If holding an American citizen or anyone else, for years, years, in military custody, without charging him with a crime, subjecting him to torture during the entire period, and then failing to indict or convict him of anything close to what they originally alleged is “a significant victory” then it helps me to understand their constant claims of significant progress in Iraq or in the “War on Terror.”
Make no mistake, this was no victory. This was a failure of our system of justice deliberately brought about by an executive department and two Attorneys General who had, and have, nothing but, disdain, in fact, utter contempt for the American system of justice and for due process of law.
I’m not bleeding for Jose Padilla here, I doubt if Jose even knows who he is at this point.
By accounts that I have read he has been driven insane by the circumstances of his confinement. It is reported that as part of the process of breaking him down he was forced to sign documents with the name “John Doe.” One of their goals was to relieve him of his personal identity, they succeeded, all too well.

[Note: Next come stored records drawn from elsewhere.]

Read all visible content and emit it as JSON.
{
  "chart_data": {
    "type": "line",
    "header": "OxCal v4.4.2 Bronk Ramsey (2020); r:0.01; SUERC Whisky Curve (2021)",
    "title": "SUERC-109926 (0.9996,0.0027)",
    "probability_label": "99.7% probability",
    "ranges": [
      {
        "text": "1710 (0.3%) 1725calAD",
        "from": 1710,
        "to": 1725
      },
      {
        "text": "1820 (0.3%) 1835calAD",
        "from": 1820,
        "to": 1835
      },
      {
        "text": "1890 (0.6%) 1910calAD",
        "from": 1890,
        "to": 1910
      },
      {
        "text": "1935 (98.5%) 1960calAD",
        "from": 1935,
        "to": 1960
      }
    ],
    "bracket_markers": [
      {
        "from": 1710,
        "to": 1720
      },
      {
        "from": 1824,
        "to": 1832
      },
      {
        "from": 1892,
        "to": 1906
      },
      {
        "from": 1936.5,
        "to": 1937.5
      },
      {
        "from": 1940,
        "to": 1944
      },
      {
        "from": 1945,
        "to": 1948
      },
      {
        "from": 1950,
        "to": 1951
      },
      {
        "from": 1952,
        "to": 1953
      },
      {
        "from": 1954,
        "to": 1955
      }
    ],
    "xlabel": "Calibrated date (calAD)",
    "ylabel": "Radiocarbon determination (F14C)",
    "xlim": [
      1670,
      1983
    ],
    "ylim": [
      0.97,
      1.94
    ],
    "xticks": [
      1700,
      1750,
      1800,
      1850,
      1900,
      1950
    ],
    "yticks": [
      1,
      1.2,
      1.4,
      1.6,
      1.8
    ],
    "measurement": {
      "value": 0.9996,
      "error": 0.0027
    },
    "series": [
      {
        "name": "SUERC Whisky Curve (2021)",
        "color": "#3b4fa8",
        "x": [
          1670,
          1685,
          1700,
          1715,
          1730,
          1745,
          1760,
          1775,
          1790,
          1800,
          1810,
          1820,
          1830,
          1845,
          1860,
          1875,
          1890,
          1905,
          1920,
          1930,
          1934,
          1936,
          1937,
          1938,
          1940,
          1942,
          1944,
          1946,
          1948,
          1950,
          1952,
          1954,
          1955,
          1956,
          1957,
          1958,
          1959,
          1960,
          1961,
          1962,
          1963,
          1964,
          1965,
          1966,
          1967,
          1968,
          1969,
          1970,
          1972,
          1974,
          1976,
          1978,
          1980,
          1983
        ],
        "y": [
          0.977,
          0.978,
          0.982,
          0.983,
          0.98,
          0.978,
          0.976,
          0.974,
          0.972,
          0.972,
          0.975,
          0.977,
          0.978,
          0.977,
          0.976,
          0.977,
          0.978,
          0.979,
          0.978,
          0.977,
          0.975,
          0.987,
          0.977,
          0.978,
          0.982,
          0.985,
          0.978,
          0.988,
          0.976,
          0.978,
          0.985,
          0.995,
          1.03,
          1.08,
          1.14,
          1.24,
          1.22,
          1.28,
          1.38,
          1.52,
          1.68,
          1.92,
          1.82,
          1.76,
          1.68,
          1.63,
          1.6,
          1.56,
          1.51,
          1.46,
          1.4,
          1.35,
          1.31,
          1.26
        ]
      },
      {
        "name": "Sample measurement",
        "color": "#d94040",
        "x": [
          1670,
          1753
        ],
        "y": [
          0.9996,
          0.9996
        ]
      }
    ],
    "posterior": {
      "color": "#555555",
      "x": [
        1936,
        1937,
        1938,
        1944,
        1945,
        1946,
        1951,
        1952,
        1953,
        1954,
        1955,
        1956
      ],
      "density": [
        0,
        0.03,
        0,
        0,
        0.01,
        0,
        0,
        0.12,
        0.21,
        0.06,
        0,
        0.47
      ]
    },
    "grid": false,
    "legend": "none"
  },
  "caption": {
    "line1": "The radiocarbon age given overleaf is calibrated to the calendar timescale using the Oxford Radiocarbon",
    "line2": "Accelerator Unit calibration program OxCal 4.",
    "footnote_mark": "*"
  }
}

The government on Thursday convicted “John Doe” of three counts of conspiring to participate in terrorist acts. They can do the same to me, more importantly, they can do the same to you.
They have spared no expense of time, energy and money over the last six years. they have gone to great lengths in establishing shortcuts that enable them to investigate, arrest, imprison and torture any one they want, at any time and for any reason.
To this government, this Cheney/Bush administration, this criminal enterprise that is destroying America one liberty at a time, we are all, each and every one of us “John Doe.”